In a September 7 speech at the EU, NATO Secretary Jens Stoltenberg acknowledged publicly what everyone knows privately: that Putin decided to launch what he termed a “special military operation” in Ukraine in order to block NATO expansion.
Consider this portion of his remarks:
“The background was that President Putin declared in the autumn of 2021, and actually sent a draft treaty that they wanted NATO to sign, to promise no more NATO enlargement. That was what he sent us. And was a pre-condition for not invade Ukraine. Of course we didn’t sign that.
“The opposite happened. He wanted us to sign that promise, never to enlarge NATO. He wanted us to remove our military infrastructure in all Allies that have joined NATO since 1997, meaning half of NATO, all the Central and Eastern Europe, we should remove NATO from that part of our Alliance, introducing some kind of B, or second class membership. We rejected that.
“So he went to war to prevent NATO, more NATO, close to his borders.” [emphasis added]
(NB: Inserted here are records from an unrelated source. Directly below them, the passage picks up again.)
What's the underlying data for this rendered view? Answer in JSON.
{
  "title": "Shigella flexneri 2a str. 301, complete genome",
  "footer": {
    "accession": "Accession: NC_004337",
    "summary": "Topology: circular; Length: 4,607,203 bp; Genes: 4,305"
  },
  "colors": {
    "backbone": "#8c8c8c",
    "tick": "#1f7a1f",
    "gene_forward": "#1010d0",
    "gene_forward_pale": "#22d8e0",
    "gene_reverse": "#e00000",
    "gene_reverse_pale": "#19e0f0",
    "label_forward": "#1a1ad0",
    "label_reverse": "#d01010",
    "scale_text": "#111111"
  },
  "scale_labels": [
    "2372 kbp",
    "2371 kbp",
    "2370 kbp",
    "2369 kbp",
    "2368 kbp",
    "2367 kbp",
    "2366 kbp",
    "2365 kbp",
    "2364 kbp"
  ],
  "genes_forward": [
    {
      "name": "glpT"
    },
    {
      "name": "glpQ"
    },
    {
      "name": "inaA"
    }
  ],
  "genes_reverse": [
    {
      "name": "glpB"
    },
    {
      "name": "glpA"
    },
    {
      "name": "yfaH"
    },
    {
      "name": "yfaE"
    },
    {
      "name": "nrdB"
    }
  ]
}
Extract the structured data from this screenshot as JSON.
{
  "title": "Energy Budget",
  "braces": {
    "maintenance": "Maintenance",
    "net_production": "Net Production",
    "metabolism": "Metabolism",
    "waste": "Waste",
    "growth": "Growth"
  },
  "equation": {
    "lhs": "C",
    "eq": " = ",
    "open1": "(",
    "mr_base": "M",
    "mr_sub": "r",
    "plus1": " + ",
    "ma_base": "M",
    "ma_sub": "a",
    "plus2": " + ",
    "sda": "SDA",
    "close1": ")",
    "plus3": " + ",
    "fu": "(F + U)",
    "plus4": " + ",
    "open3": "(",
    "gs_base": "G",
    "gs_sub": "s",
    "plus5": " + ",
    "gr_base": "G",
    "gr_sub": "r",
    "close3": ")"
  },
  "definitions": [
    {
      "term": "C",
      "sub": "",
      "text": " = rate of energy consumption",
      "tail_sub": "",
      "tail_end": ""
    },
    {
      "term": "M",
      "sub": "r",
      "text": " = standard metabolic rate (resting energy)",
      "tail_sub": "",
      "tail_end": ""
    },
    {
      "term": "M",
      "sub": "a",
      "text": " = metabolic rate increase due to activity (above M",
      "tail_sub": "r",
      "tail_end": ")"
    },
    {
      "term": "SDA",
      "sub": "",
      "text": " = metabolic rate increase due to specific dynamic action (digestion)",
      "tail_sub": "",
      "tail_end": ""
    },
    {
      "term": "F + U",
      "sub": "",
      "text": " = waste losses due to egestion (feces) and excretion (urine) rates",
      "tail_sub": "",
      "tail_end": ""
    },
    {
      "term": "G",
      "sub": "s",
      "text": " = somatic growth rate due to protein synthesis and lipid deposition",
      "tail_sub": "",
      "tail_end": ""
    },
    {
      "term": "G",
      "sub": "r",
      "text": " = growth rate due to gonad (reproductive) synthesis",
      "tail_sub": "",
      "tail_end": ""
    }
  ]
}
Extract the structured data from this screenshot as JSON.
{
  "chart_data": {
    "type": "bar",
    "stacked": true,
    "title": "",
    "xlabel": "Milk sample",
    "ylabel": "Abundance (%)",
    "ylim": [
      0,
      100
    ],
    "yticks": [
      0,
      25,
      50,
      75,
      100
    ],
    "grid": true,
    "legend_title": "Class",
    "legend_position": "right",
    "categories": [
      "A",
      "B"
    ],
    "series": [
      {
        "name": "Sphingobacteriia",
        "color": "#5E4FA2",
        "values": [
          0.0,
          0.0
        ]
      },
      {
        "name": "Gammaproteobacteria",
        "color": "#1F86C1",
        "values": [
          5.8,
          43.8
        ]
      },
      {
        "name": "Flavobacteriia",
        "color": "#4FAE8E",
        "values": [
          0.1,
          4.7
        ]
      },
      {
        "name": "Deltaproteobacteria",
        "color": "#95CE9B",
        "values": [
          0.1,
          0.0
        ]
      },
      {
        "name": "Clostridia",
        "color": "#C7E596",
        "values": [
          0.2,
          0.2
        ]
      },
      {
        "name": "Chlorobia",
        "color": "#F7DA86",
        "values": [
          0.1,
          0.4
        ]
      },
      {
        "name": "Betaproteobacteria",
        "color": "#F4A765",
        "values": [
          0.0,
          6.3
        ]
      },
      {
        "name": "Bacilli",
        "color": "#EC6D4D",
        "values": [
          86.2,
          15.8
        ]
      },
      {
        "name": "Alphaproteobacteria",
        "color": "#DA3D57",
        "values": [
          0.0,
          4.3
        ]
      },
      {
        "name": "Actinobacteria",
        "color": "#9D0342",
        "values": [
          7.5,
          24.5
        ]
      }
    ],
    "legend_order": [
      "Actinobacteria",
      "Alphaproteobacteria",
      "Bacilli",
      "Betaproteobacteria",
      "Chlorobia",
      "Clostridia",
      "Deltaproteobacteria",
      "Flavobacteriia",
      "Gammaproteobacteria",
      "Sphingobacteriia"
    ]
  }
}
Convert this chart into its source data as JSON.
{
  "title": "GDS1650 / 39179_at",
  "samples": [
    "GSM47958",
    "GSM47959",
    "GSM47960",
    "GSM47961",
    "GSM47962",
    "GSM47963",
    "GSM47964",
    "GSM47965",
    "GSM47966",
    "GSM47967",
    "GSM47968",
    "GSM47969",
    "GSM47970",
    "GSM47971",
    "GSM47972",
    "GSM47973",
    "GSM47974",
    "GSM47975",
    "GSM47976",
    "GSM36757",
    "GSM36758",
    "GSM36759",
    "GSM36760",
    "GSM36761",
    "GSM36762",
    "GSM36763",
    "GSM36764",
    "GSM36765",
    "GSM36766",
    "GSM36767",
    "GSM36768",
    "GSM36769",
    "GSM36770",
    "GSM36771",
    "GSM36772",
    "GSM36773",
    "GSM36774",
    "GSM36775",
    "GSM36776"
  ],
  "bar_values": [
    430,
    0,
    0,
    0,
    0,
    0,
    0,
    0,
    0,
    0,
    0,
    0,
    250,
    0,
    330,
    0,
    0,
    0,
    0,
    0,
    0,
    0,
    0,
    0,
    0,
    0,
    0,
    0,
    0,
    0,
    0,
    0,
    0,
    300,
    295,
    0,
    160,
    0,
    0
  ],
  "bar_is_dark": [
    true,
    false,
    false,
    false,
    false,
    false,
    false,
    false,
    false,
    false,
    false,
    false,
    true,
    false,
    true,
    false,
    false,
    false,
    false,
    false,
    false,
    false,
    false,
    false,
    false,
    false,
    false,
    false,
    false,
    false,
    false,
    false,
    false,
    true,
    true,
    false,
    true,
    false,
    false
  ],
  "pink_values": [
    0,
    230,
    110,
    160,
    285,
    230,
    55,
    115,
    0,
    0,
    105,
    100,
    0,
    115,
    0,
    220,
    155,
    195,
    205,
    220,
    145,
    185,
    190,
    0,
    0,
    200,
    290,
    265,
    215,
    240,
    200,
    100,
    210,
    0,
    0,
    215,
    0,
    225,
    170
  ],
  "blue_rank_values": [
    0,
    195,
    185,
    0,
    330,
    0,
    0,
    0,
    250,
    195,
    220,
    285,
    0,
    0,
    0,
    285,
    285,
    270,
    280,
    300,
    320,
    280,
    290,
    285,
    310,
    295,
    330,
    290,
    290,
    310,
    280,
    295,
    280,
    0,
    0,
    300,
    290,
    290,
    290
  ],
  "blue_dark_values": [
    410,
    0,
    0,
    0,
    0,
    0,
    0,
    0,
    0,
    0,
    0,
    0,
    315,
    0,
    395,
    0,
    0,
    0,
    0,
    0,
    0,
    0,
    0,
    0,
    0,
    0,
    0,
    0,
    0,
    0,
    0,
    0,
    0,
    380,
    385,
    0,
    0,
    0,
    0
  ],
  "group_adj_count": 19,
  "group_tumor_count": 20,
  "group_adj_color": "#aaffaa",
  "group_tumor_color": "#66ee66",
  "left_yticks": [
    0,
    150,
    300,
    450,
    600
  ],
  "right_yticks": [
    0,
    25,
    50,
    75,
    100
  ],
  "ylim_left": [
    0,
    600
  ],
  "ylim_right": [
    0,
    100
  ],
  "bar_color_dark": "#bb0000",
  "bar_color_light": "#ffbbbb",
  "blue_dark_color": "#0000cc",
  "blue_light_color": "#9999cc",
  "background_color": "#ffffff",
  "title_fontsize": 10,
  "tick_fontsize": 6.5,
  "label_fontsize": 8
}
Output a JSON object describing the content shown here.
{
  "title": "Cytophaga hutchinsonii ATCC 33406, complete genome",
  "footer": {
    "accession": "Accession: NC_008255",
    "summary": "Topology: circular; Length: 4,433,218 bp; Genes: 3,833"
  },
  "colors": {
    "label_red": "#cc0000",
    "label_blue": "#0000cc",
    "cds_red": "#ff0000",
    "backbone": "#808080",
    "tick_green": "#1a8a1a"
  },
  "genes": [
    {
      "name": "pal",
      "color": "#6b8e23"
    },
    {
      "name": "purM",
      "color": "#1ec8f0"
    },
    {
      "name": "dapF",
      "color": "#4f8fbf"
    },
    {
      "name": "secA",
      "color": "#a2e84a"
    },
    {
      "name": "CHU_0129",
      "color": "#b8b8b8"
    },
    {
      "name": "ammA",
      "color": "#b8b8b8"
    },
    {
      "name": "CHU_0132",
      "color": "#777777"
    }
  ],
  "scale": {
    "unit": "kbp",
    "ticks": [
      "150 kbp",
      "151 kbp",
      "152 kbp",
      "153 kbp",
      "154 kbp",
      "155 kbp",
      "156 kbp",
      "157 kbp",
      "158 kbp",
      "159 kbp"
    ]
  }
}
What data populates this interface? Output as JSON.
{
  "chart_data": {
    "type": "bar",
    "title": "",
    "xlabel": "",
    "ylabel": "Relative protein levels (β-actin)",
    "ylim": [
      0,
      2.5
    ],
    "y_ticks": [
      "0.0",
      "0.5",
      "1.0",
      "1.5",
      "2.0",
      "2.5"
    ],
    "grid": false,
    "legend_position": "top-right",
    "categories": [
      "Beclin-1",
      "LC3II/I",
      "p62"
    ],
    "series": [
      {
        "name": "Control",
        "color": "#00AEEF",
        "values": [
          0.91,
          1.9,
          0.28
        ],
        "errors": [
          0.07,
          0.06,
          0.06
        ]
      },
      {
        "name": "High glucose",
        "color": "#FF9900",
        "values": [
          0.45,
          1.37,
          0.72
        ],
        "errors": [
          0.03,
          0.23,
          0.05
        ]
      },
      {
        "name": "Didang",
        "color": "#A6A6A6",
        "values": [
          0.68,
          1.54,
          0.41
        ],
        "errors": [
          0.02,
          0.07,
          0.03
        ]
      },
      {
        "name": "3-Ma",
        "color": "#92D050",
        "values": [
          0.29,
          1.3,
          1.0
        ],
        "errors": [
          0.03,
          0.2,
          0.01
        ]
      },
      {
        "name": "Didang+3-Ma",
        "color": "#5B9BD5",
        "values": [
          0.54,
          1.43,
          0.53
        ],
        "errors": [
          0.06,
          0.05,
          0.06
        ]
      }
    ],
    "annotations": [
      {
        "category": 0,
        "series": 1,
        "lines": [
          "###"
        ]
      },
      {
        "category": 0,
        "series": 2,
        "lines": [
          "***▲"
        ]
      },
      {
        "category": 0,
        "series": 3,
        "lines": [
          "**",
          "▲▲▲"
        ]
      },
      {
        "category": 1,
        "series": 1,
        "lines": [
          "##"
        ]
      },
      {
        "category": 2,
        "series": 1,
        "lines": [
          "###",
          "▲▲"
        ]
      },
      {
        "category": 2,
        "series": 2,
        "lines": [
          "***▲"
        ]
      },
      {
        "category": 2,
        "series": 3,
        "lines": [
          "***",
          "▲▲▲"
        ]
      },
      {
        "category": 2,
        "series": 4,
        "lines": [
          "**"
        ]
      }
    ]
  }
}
Caitlin Johnstone points out that Stoltenberg’s comments were in the context of bragging that while Putin invaded Ukraine to stop NATO expansion, the actual result was the application by Sweden and Finland to join the alliance! This “demonstrates that when President Putin invaded a European country to prevent more NATO, he’s getting the exact opposite,” in the words of the NATO chief.
Stoltenberg has thus said publicly a truth widely known, but whose expression would invariably bring claims of it being “Russian disinformation": that Russia invaded Ukraine to stop the provocation inherent in NATO expansion.